Constellation Brands will write down the value of its wine and spirits business and take up to a $2.5 billion (€2.2 billion) charge in the current quarter, the Corona beer maker said on Tuesday, following several quarters of weak demand in the US.
The company also trimmed its annual enterprise net sales growth to between 4% and 6%, from 6% to 7% earlier, as retailers reduce stocking wine and spirits and consumers pare back spending on pricier alcoholic beverages.
Goodwill Charge
Shares of the company, which is expected to report second-quarter results on October 3, were unchanged in early trading.
In July, Constellation Brands topped Wall Street estimates for first-quarter profit on resilient demand for its beers such as Modelo Especial and Pacifico, as well as higher pricing.

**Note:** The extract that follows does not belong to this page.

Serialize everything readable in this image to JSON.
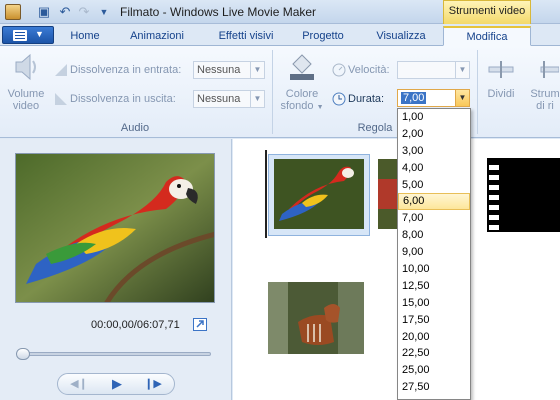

The company expects a goodwill charge of about $1.5 billion (€1.3 billion) to $2.5 billion (€2.2 billion) in the second quarter related to the wine and spirits business.
Wine And Spirits
Constellation Brands lowered its fiscal 2025 reported earnings per share estimates to a range of $3.05 to $7.92, from $14.63 to $14.93 earlier.

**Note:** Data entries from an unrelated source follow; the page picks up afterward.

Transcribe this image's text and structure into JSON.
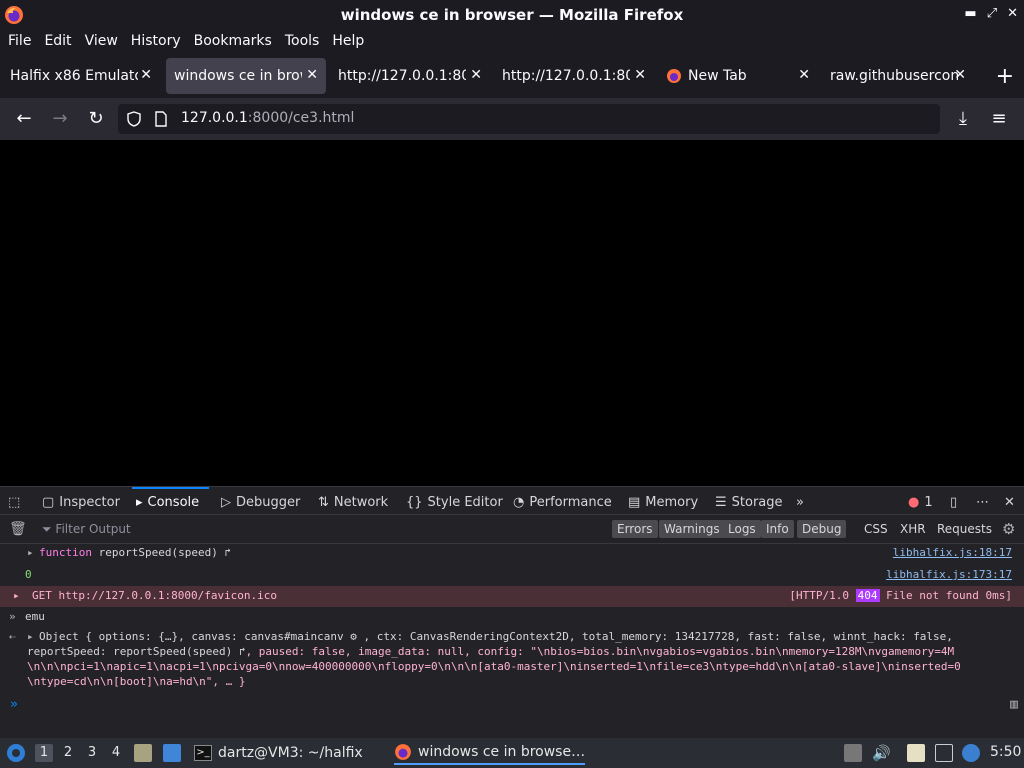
{
  "window": {
    "title": "windows ce in browser — Mozilla Firefox"
  },
  "menu": [
    "File",
    "Edit",
    "View",
    "History",
    "Bookmarks",
    "Tools",
    "Help"
  ],
  "tabs": [
    {
      "label": "Halfix x86 Emulator",
      "active": false,
      "favicon": false
    },
    {
      "label": "windows ce in browser",
      "active": true,
      "favicon": false
    },
    {
      "label": "http://127.0.0.1:8000/",
      "active": false,
      "favicon": false
    },
    {
      "label": "http://127.0.0.1:8000/",
      "active": false,
      "favicon": false
    },
    {
      "label": "New Tab",
      "active": false,
      "favicon": true
    },
    {
      "label": "raw.githubusercontent.com",
      "active": false,
      "favicon": false
    }
  ],
  "url": {
    "host": "127.0.0.1",
    "rest": ":8000/ce3.html"
  },
  "devtools": {
    "tabs": [
      "Inspector",
      "Console",
      "Debugger",
      "Network",
      "Style Editor",
      "Performance",
      "Memory",
      "Storage"
    ],
    "error_count": "1",
    "filter_placeholder": "Filter Output",
    "filters": [
      "Errors",
      "Warnings",
      "Logs",
      "Info",
      "Debug",
      "CSS",
      "XHR",
      "Requests"
    ],
    "rows": {
      "r1": {
        "text_a": "function ",
        "text_b": "reportSpeed(speed)",
        "src": "libhalfix.js:18:17"
      },
      "r2": {
        "text": "0",
        "src": "libhalfix.js:173:17"
      },
      "r3": {
        "method": "GET",
        "url": "http://127.0.0.1:8000/favicon.ico",
        "status_pre": "[HTTP/1.0",
        "code": "404",
        "status_post": "File not found 0ms]"
      },
      "r4": {
        "input": "emu"
      },
      "r5a": "Object { options: {…}, canvas: canvas#maincanv",
      "r5b": ", ctx: CanvasRenderingContext2D, total_memory: 134217728, fast: false, winnt_hack: false,",
      "r5c": "reportSpeed: reportSpeed(speed)",
      "r5d": ", paused: false, image_data: null, config: \"\\nbios=bios.bin\\nvgabios=vgabios.bin\\nmemory=128M\\nvgamemory=4M",
      "r5e": "\\n\\n\\npci=1\\napic=1\\nacpi=1\\npcivga=0\\nnow=400000000\\nfloppy=0\\n\\n\\n[ata0-master]\\ninserted=1\\nfile=ce3\\ntype=hdd\\n\\n[ata0-slave]\\ninserted=0",
      "r5f": "\\ntype=cd\\n\\n[boot]\\na=hd\\n\", … }"
    }
  },
  "taskbar": {
    "workspaces": [
      "1",
      "2",
      "3",
      "4"
    ],
    "task1": "dartz@VM3: ~/halfix",
    "task2": "windows ce in browse…",
    "clock": "5:50"
  }
}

It raised the lower end of its annual adjusted earnings per share by 10 cents to $13.60 while maintaining the upper end at $13.80.

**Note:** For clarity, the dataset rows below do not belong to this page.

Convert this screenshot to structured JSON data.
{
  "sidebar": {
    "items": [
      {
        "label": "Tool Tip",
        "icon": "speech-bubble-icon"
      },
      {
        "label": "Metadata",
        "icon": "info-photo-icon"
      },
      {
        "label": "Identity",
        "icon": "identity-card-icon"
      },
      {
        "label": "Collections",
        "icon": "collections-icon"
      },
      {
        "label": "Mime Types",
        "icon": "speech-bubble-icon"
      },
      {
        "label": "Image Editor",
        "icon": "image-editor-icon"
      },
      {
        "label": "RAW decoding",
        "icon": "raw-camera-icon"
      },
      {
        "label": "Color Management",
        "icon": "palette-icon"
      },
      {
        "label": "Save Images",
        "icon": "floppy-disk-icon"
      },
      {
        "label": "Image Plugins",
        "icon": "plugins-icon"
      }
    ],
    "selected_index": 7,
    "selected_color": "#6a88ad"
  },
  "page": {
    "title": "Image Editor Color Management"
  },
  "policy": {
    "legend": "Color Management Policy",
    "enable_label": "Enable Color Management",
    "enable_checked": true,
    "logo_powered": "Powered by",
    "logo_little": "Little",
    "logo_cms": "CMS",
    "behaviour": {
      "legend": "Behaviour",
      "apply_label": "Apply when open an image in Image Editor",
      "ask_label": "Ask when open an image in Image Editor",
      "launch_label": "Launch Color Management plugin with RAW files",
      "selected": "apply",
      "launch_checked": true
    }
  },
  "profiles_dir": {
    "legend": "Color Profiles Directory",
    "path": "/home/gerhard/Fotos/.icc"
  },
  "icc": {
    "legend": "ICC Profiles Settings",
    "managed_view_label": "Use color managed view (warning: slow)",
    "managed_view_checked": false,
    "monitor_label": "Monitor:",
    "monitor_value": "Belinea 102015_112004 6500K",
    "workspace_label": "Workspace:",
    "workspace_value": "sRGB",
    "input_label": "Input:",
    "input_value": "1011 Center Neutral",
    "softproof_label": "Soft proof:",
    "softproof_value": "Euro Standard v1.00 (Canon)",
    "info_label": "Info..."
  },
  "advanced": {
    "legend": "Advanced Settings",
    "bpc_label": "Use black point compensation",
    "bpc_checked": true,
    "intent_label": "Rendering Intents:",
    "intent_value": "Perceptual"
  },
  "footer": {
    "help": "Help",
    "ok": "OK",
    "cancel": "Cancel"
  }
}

Wine and Spirits annual net sales is expected to decline between 6% and 4%, compared with a fall of 0.5% to a rise of 0.5% expected earlier.
Pernod Ricard
Meanwhile, France's Pernod Ricard on Thursday forecast its sales will grow again next year even as challenges in the US and Chinese markets persist, after reporting an annual 1% drop largely in line with forecasts and its own guidance.
The world's No.2 Western spirits maker and its rivals have suffered as a post-pandemic boom in expensive spirits sales has reversed amid high interest rates, inflation and economic challenges in China, the number one market for alcoholic drinks.